BTW, I dispute this idea that ID's "failure" to predict the results of this paper is a serious shortcoming of ID. Jason wrote, "Never mind that this work was done by biologists working firmly within an evolutionary paradigm and that the ID folks, in their decade plus of bloviating about the great discoveries to be found from ID research, never said a word anticipating the results in this paper." Where is the evidence that evolution theory predicted the results of this paper? And when I say predict, I mean predict -- I don't mean just a retrospective finding that the results of this paper are consistent with evolution theory.
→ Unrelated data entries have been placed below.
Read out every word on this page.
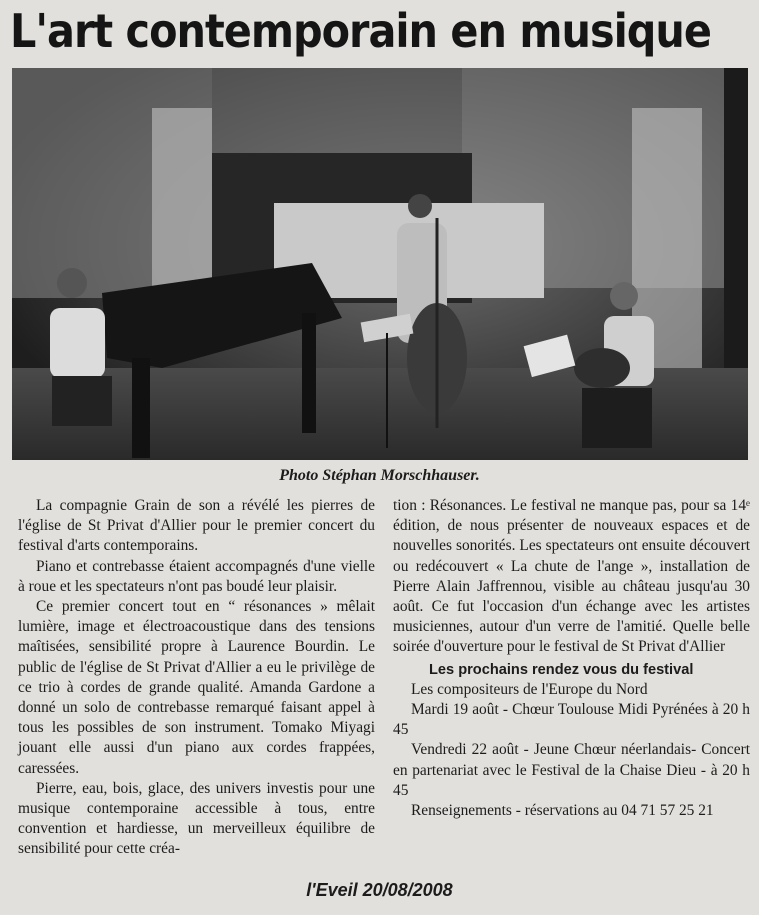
L'art contemporain en musique
Photo Stéphan Morschhauser.

La compagnie Grain de son a révélé les pierres de l'église de St Privat d'Allier pour le premier concert du festival d'arts contemporains.

Piano et contrebasse étaient accompagnés d'une vielle à roue et les spectateurs n'ont pas boudé leur plaisir.

Ce premier concert tout en “ résonances » mêlait lumière, image et électroacoustique dans des tensions maîtisées, sensibilité propre à Laurence Bourdin. Le public de l'église de St Privat d'Allier a eu le privilège de ce trio à cordes de grande qualité. Amanda Gardone a donné un solo de contrebasse remarqué faisant appel à tous les possibles de son instrument. Tomako Miyagi jouant elle aussi d'un piano aux cordes frappées, caressées.

Pierre, eau, bois, glace, des univers investis pour une musique contemporaine accessible à tous, entre convention et hardiesse, un merveilleux équilibre de sensibilité pour cette créa-

tion : Résonances. Le festival ne manque pas, pour sa 14ᵉ édition, de nous présenter de nouveaux espaces et de nouvelles sonorités. Les spectateurs ont ensuite découvert ou redécouvert « La chute de l'ange », installation de Pierre Alain Jaffrennou, visible au château jusqu'au 30 août. Ce fut l'occasion d'un échange avec les artistes musiciennes, autour d'un verre de l'amitié. Quelle belle soirée d'ouverture pour le festival de St Privat d'Allier

Les prochains rendez vous du festival

Les compositeurs de l'Europe du Nord

Mardi 19 août - Chœur Toulouse Midi Pyrénées à 20 h 45

Vendredi 22 août - Jeune Chœur néerlandais- Concert en partenariat avec le Festival de la Chaise Dieu - à 20 h 45

Renseignements - réservations au 04 71 57 25 21

l'Eveil 20/08/2008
Also, there are some things in biology that are just too unimaginable to predict -- for example, no one could have predicted the following example of pollination by masturbation:
-- from http://biology.clc.uc.edu/courses/bio303/coevolution.htm
It is going to be hard to convince me that that relationship arose just by chance.
Posted by: Larry Fafarman | July 22, 2006 8:16 AM
I guess that depends on how powerful your imagination is.
Posted by: Caledonian | July 22, 2006 8:35 AM
It is going to be hard to convince me that that relationship arose just by chance.
What, are you suggesting that coevolution and symbiosis are somehow misunderstood? There are hundreds of thousands of papers exploring the issue, many focusing on how individual relationships between certain species of bees/wasps and flowers developed.
It shouldn't be hard to convince you at all, unless you're a dunderhead who's unwilling to go put "coevolution" into Google Scholar.
My god.
Posted by: Mephisto | July 22, 2006 9:38 AM
Posted by: Don Baccus | July 22, 2006 9:42 AM
Reed A. Cartwright said ( July 21, 2006 10:13 PM ) --
Stevie steve was banned from Uncommon Descent? His comment on UD is right here --
http://www.uncommondescent.com/index.php/archives/1343#comment-48945
The delay when a comment is held up for moderation may give the false impression that a comment was censored. I feel that deleting inappropriate comments after they are posted is much better than holding up comments for moderation. Immediate posting has the advantages that comments are always posted in a timely manner and that commenters do not have to worry about what to do if a comment does not appear in a reasonable time, e.g., should the comment be resubmitted? Should the moderator be queried about what happened to the comment?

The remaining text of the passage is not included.